Was dead set on Clam Bigfoot XL4000t, but now Otter goes ahead and announces the XTH Lodge. Looks to be about same dimensions, maybe a little shorter, but also a little lighter and has that fancy insulation in it. Wonder how much it's going to cost?


----------



## laynhardwood (Dec 27, 2009)

Otter makes the best shelter. Clam flat out sucks I own two clams I would never buy another. The otter probably is not cheap but if you want a nice shelter that will last a very long time it won't say clam on it.


----------



## Erieangler51 (Sep 24, 2012)

I see they make a small one man now might have to look into them,


----------



## laynhardwood (Dec 27, 2009)

I would like to buy that hideout. The otter shanties are quality.


----------



## lovin life (Jan 2, 2010)

They are saying 60" high stored ???? That has to be a misprint? ??

Sent from my SPH-L710 using Tapatalk


----------



## laynhardwood (Dec 27, 2009)

That does seem a little tall collapsed but I'm sure that shanty is a mini palace my friend mike has an otter xt pro and it's awesome. The only draw back is weight the damn thing is heavy and then you add all the equipment and you need a horse to drag it through the snow.


----------



## Fish2Win (Jan 21, 2009)

I'm buying that xt hideout!!!!! Looks sweet


----------



## MDBuckeye (Sep 29, 2009)

XT Hideout looks awesome! I may be investing in one myself. Gonna be interesting to see the price tag on it though.


----------



## leadcorebean (Jul 17, 2006)

i love my otter 2 man with the bench seat.. not sure if the insulated one is necessary in Ohio in case u are thinking about going the real high end!! cant say that ive been even close to cold in mine with just the heater on low the days u do need one. One negative I've found with the sled is when one person sits to close to the pulling side of the sled it wants to tip when the other person gets up so u kinda have to work together unless u build some snow up under that side.


----------



## Erieangler51 (Sep 24, 2012)

Fish2Win said:


> I'm buying that xt hideout!!!!! Looks sweet


U buy that brotha u sellin me the other otter?


----------



## Fish2Win (Jan 21, 2009)

Erieangler51 said:


> U buy that brotha u sellin me the other otter?

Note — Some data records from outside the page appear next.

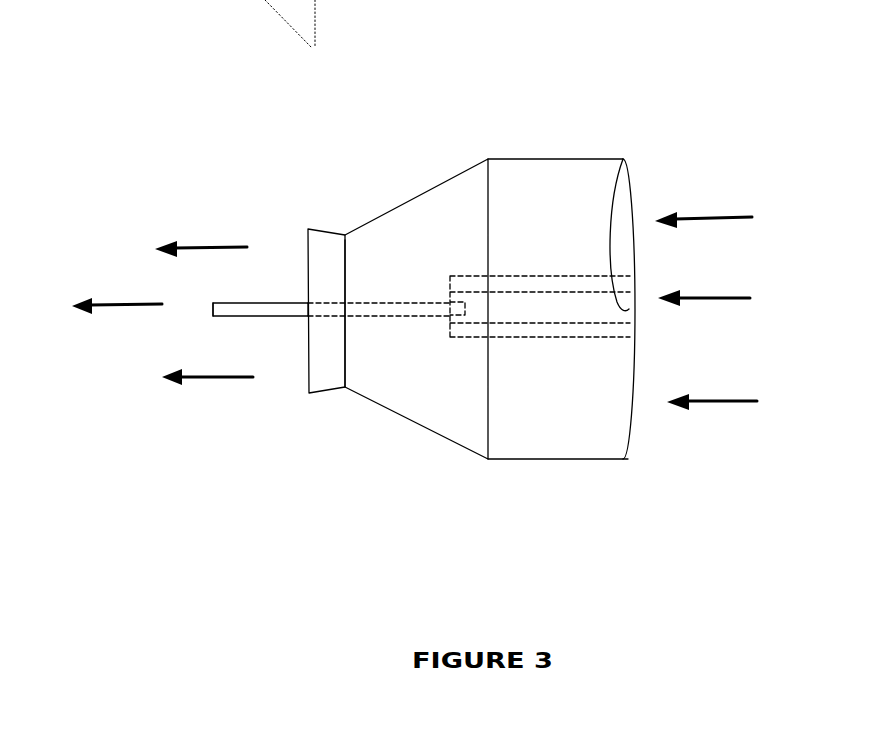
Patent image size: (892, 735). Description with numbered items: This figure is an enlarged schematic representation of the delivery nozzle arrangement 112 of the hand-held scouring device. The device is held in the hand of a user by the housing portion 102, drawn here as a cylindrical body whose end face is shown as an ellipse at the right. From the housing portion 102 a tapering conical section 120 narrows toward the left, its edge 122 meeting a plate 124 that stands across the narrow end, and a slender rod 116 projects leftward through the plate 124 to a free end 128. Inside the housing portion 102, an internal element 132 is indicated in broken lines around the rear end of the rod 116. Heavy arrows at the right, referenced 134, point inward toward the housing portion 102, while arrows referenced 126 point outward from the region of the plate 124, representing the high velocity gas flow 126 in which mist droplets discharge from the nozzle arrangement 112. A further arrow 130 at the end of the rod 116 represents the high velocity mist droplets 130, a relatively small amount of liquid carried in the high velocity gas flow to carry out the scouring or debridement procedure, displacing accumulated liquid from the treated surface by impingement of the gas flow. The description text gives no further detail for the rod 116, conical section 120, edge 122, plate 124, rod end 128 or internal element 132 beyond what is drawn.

The housing portion 102 is at (587, 448).
The nozzle arrangement 112 is at (485, 104).
The rod 116 is at (295, 320).
The conical section 120 is at (438, 418).
The cone base edge 122 is at (347, 353).
The plate 124 is at (307, 252).
The high velocity gas flow 126 is at (203, 247).
The rod end 128 is at (205, 305).
The high velocity mist droplets 130 is at (127, 308).
The internal mechanism (dashed) 132 is at (697, 300).
The inward force arrows 134 is at (690, 217).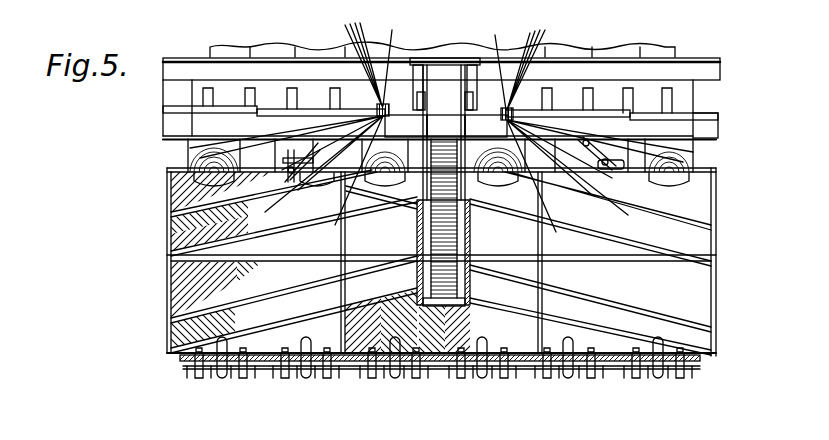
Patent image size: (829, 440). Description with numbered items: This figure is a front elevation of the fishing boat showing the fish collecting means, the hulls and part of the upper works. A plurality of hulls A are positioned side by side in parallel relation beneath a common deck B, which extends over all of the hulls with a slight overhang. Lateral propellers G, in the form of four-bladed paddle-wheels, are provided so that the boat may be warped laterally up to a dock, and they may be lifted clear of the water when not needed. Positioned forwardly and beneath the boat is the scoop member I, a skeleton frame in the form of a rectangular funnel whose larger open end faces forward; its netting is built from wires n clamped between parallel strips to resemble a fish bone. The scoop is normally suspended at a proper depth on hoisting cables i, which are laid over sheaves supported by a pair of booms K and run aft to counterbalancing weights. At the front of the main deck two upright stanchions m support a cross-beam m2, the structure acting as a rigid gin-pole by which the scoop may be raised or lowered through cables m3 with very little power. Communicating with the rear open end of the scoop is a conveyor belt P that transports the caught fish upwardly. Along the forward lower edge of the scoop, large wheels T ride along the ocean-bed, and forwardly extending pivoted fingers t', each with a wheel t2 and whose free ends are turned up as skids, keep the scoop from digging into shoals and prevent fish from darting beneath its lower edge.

The hoisting cables i is at (445, 60).
The cross-beam m2 is at (443, 62).
The upright stanchions m is at (445, 105).
The booms K is at (441, 173).
The cables m3 is at (464, 127).
The hulls A is at (192, 150).
The deck B is at (695, 160).
The lateral propellers G is at (272, 172).
The scoop member I is at (718, 290).
The wires n is at (176, 302).
The conveyor belt P is at (470, 288).
The pivoted fingers t' is at (439, 376).
The wheel t2 is at (199, 380).
The wheels T is at (656, 405).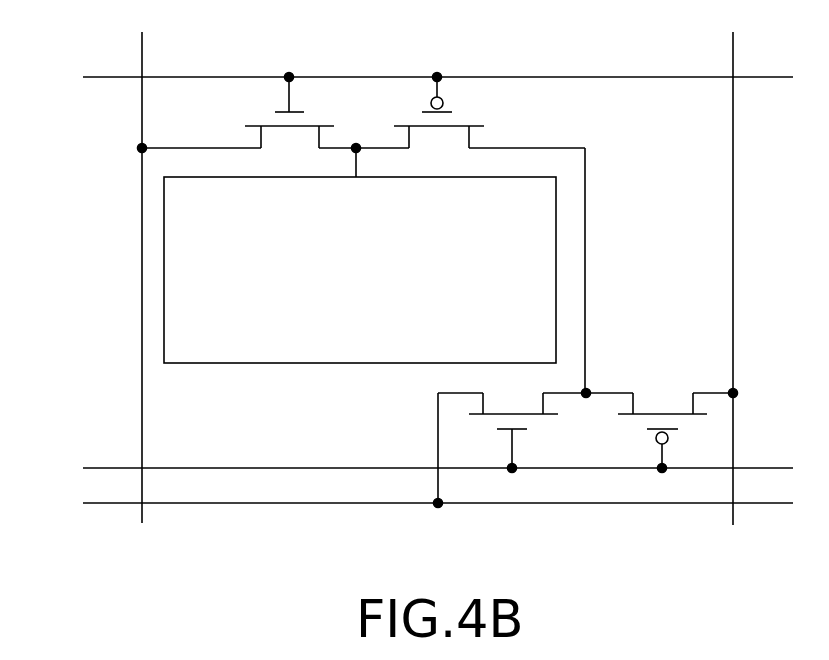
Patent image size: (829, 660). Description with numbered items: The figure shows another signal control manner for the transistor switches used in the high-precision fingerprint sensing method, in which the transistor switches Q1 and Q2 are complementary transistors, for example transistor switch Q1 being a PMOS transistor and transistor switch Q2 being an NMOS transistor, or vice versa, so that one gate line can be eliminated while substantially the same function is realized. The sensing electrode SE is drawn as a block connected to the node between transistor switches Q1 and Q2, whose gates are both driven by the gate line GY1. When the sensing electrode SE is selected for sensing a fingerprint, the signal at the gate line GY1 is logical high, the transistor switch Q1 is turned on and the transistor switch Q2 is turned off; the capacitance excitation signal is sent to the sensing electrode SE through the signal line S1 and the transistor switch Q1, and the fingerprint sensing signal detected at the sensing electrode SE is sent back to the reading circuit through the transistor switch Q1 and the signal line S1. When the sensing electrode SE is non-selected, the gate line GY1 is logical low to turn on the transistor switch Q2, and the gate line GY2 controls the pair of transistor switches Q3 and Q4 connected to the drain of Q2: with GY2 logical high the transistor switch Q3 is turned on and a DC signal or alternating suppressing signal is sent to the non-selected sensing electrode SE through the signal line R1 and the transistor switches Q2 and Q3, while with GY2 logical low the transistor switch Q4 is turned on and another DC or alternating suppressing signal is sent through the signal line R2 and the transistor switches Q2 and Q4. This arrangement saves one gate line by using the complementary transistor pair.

The transistor switch Q1 is at (275, 127).
The transistor switch Q2 is at (489, 235).
The transistor switch Q3 is at (535, 437).
The transistor switch Q4 is at (675, 420).
The sensing electrode SE is at (360, 270).
The gate line GY1 is at (411, 76).
The gate line GY2 is at (411, 468).
The signal line R1 is at (419, 503).
The signal line R2 is at (732, 295).
The signal line S1 is at (142, 294).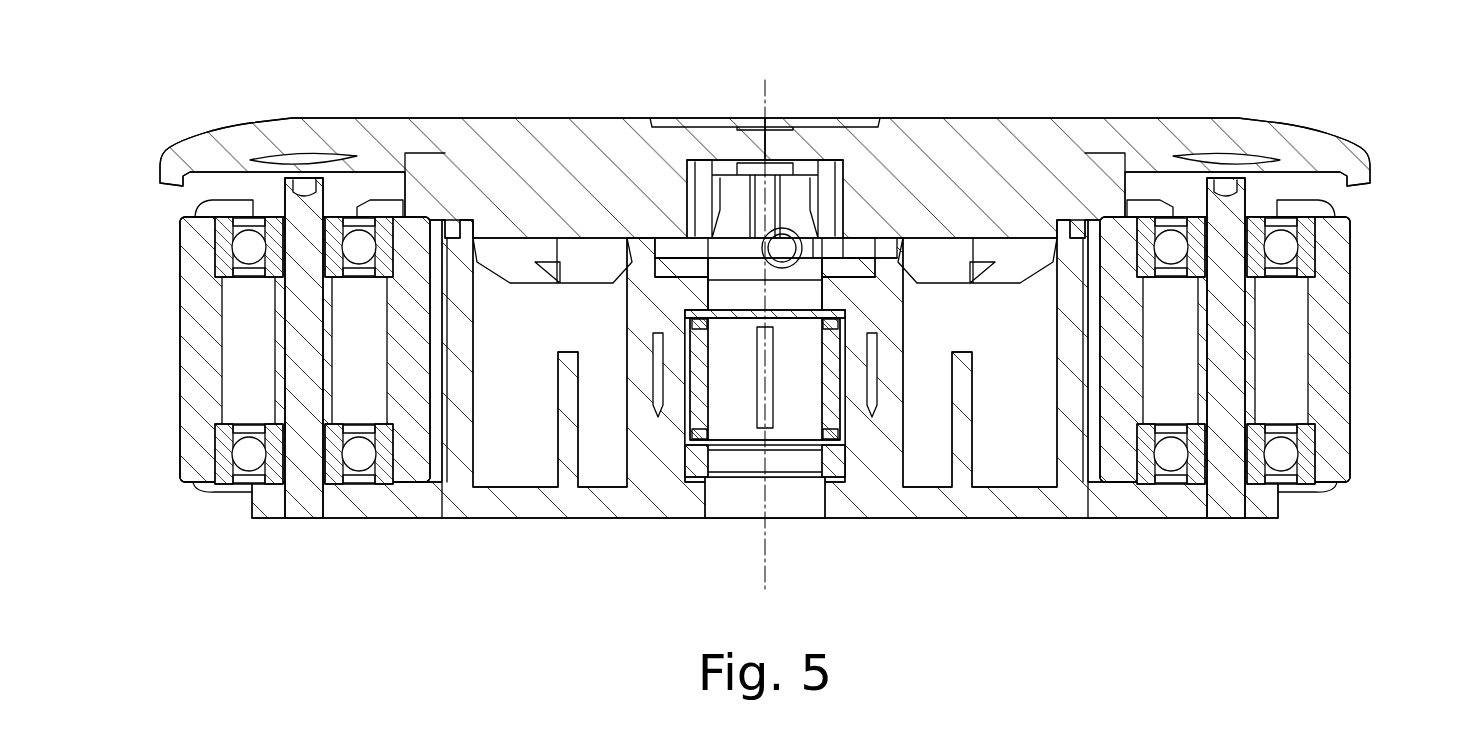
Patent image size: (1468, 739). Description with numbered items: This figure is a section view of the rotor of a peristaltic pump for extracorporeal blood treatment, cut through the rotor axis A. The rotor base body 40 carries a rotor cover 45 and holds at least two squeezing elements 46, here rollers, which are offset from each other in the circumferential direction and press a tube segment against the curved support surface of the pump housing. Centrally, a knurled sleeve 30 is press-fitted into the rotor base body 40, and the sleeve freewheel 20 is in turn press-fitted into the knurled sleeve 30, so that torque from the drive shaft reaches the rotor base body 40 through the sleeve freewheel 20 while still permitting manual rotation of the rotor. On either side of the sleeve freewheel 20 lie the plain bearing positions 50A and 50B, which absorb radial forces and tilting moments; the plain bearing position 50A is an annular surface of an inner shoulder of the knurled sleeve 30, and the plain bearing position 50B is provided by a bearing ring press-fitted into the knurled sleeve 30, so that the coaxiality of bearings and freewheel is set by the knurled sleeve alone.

Nope I'll keep my 2 man otter for days of teaching you suckers how to ice fish. You can watch me close up lol


----------



## Erieangler51 (Sep 24, 2012)

Fish2Win said:


> Nope I'll keep my 2 man otter for days of teaching you suckers how to ice fish. You can watch me close up lol


In your dreams. I catch more in my bathtub than you


----------



## laynhardwood (Dec 27, 2009)

The insulated otter is the cats ass


----------



## laynhardwood (Dec 27, 2009)

It's been plenty cold enough to use that insulation. The added bonus of no condensation dripping down your neck is alway good.


----------